In this talk I discuss scalability of load balancing algorithms in the task scheduler, and present my work on tracking overloaded CPUs with a bitmap, and using the bitmap to steal tasks when CPUs become idle.
The scheduler balances load across a system by pushing waking tasks to idle CPUs, and by pulling tasks from busy CPUs when a CPU becomes idle. Efficient scaling is a challenge on both the push and pull sides on large systems. For pulls, the scheduler searches all CPUs in successively larger domains until an overloaded CPU is found, and pulls a task from the busiest group. This is very expensive, so search time is limited by the average idle time, and some domains are not searched. Balance is not always achieved, and idle CPUs go unused.

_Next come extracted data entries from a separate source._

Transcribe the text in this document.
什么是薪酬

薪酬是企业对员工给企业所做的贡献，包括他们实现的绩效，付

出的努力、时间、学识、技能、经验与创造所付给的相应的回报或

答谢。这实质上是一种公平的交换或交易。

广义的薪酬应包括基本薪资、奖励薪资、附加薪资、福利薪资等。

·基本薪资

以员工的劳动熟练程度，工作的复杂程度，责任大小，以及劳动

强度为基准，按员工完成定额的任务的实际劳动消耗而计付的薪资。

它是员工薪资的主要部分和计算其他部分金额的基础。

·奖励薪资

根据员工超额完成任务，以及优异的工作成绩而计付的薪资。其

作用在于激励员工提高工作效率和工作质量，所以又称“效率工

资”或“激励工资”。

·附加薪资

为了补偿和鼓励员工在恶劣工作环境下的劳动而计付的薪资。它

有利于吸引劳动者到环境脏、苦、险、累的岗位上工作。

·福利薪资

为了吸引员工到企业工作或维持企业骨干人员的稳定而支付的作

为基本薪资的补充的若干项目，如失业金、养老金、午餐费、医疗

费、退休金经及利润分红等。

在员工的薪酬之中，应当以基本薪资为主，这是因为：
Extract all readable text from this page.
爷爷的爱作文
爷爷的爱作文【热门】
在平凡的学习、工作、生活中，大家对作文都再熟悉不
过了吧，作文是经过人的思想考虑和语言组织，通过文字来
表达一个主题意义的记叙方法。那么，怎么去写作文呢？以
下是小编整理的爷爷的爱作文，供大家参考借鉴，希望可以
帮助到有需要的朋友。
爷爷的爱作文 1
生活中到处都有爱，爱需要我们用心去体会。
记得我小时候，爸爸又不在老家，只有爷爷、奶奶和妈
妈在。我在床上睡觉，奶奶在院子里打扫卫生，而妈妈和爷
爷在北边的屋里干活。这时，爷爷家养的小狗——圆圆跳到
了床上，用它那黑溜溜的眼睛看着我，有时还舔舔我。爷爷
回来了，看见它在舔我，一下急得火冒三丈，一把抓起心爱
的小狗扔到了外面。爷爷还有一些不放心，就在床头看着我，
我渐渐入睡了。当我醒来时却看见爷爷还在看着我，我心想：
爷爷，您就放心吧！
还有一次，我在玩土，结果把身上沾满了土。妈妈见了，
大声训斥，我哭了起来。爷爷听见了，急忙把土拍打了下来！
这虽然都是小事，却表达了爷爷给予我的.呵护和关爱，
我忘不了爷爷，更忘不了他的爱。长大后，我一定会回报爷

I propose an alternate mechanism that is invoked after the existing search limits itself and finds nothing. I maintain a bitmap of overloaded CPUs, where a CPU sets its bit when its runnable CFS task count exceeds 1. The bitmap is sparse, with a limited number of significant bits per cacheline. This reduces cache contention when many threads concurrently set, clear, and visit elements. There is a bitmap per last-level cache. When a CPU becomes idle, it finds the first overloaded CPU in the bitmap and steals a task from it. For certain configurations and test cases, this optimization improves hackbench performance by 27%, OLTP by 9%, and tbench by 16%, with a minimal cost in search time. I present schedstat data showing the change in vital scheduler metrics before and after the optimization.
For now the new stealing is confined to the LLC to avoid NUMA effects, but it could be extended to steal across nodes in the future. It could also be extended to the realtime scheduling class. Lastly, the sparse bitmap could be used to track idle cores and idle CPUs and used to optimize balancing on the push side.